17.2. We reserve the right to disclose client personal data to rating agencies to the extent necessary for credit checking purposes, provided that the client provides their express consent for us to do so in the individual case. We shall otherwise not divulge personal client data to third parties unless explicitly agreed by the client, with the exception of cases in which we are legally obliged to release such data.

17.3. The collection and/or transfer of client data, or processing by other means, for purposes other than those stated in Article 16, shall not be permissible.

 

18. Place of fulfilment, place of jurisdiction, choice of law
18.1. Unless otherwise specified in the order confirmation, the place of performance for all obligations arising from the contractual relationship shall be Marktredwitz.

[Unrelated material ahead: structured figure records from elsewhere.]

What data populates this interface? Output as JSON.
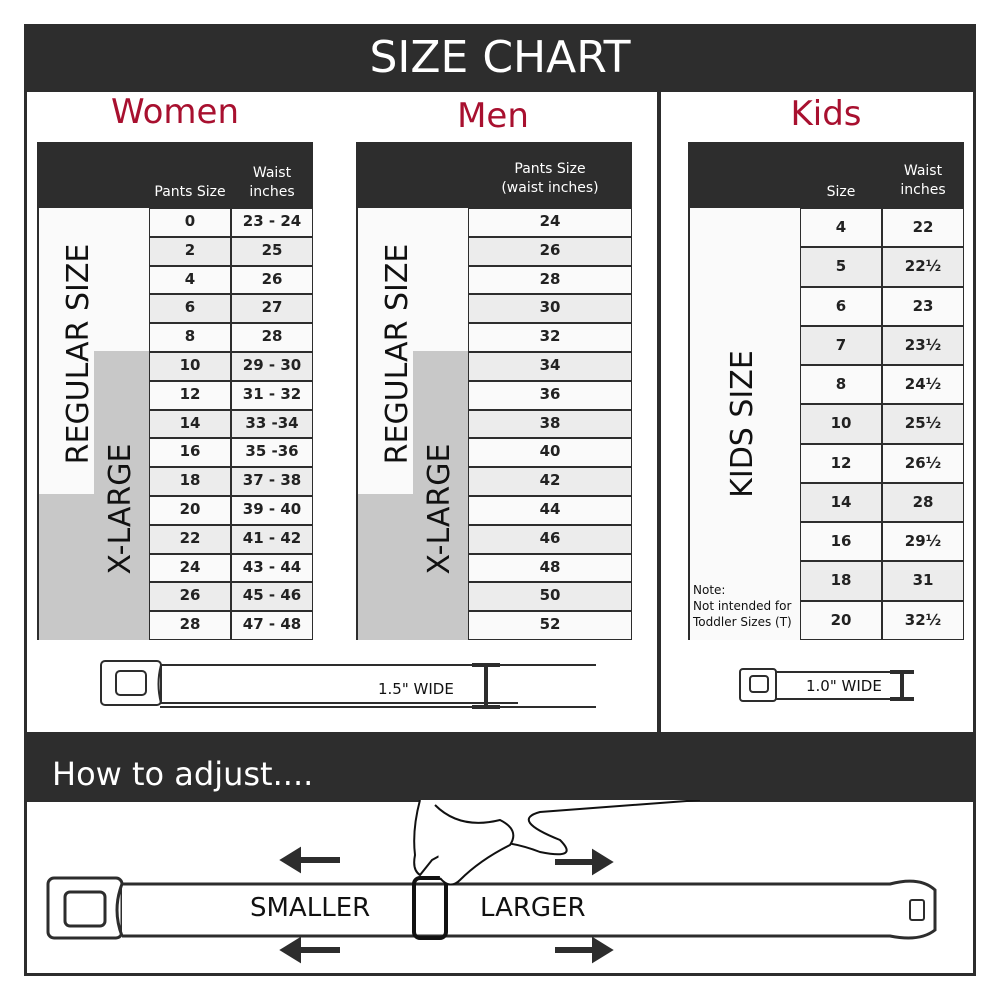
{
  "title": "SIZE CHART",
  "women": {
    "heading": "Women",
    "col1": "Pants Size",
    "col2": "Waist inches",
    "regular_label": "REGULAR SIZE",
    "xlarge_label": "X-LARGE",
    "rows": [
      [
        "0",
        "23 - 24"
      ],
      [
        "2",
        "25"
      ],
      [
        "4",
        "26"
      ],
      [
        "6",
        "27"
      ],
      [
        "8",
        "28"
      ],
      [
        "10",
        "29 - 30"
      ],
      [
        "12",
        "31 - 32"
      ],
      [
        "14",
        "33 -34"
      ],
      [
        "16",
        "35 -36"
      ],
      [
        "18",
        "37 - 38"
      ],
      [
        "20",
        "39 - 40"
      ],
      [
        "22",
        "41 - 42"
      ],
      [
        "24",
        "43 - 44"
      ],
      [
        "26",
        "45 - 46"
      ],
      [
        "28",
        "47 - 48"
      ]
    ]
  },
  "men": {
    "heading": "Men",
    "col1": "Pants Size",
    "col1_sub": "(waist inches)",
    "regular_label": "REGULAR SIZE",
    "xlarge_label": "X-LARGE",
    "rows": [
      "24",
      "26",
      "28",
      "30",
      "32",
      "34",
      "36",
      "38",
      "40",
      "42",
      "44",
      "46",
      "48",
      "50",
      "52"
    ]
  },
  "kids": {
    "heading": "Kids",
    "col1": "Size",
    "col2": "Waist inches",
    "label": "KIDS SIZE",
    "note_title": "Note:",
    "note_line1": "Not intended for",
    "note_line2": "Toddler Sizes (T)",
    "rows": [
      [
        "4",
        "22"
      ],
      [
        "5",
        "22½"
      ],
      [
        "6",
        "23"
      ],
      [
        "7",
        "23½"
      ],
      [
        "8",
        "24½"
      ],
      [
        "10",
        "25½"
      ],
      [
        "12",
        "26½"
      ],
      [
        "14",
        "28"
      ],
      [
        "16",
        "29½"
      ],
      [
        "18",
        "31"
      ],
      [
        "20",
        "32½"
      ]
    ]
  },
  "belt_adult": "1.5\" WIDE",
  "belt_kids": "1.0\" WIDE",
  "adjust": {
    "heading": "How to adjust....",
    "smaller": "SMALLER",
    "larger": "LARGER"
  },
  "colors": {
    "accent": "#a8102f",
    "dark": "#2d2d2d",
    "xlarge": "#c8c8c8"
  }
}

18.2. If the client is a merchant, a legal person under public law or a special fund under public law, the exclusive place of jurisdiction for all disputes arising from the contract shall be the court of our registered office. However, we are also entitled to bring action against the client in their domicile court. Peremptory legal provisions concerning the exclusive place of jurisdiction for disputes shall not be affected by this provision.

18.3. The laws of the Federal Republic of Germany exclusively govern the relationship between us and our client. The United Nations Convention of 11th April 1980 on the International Sale of Goods (KEGS) does not apply.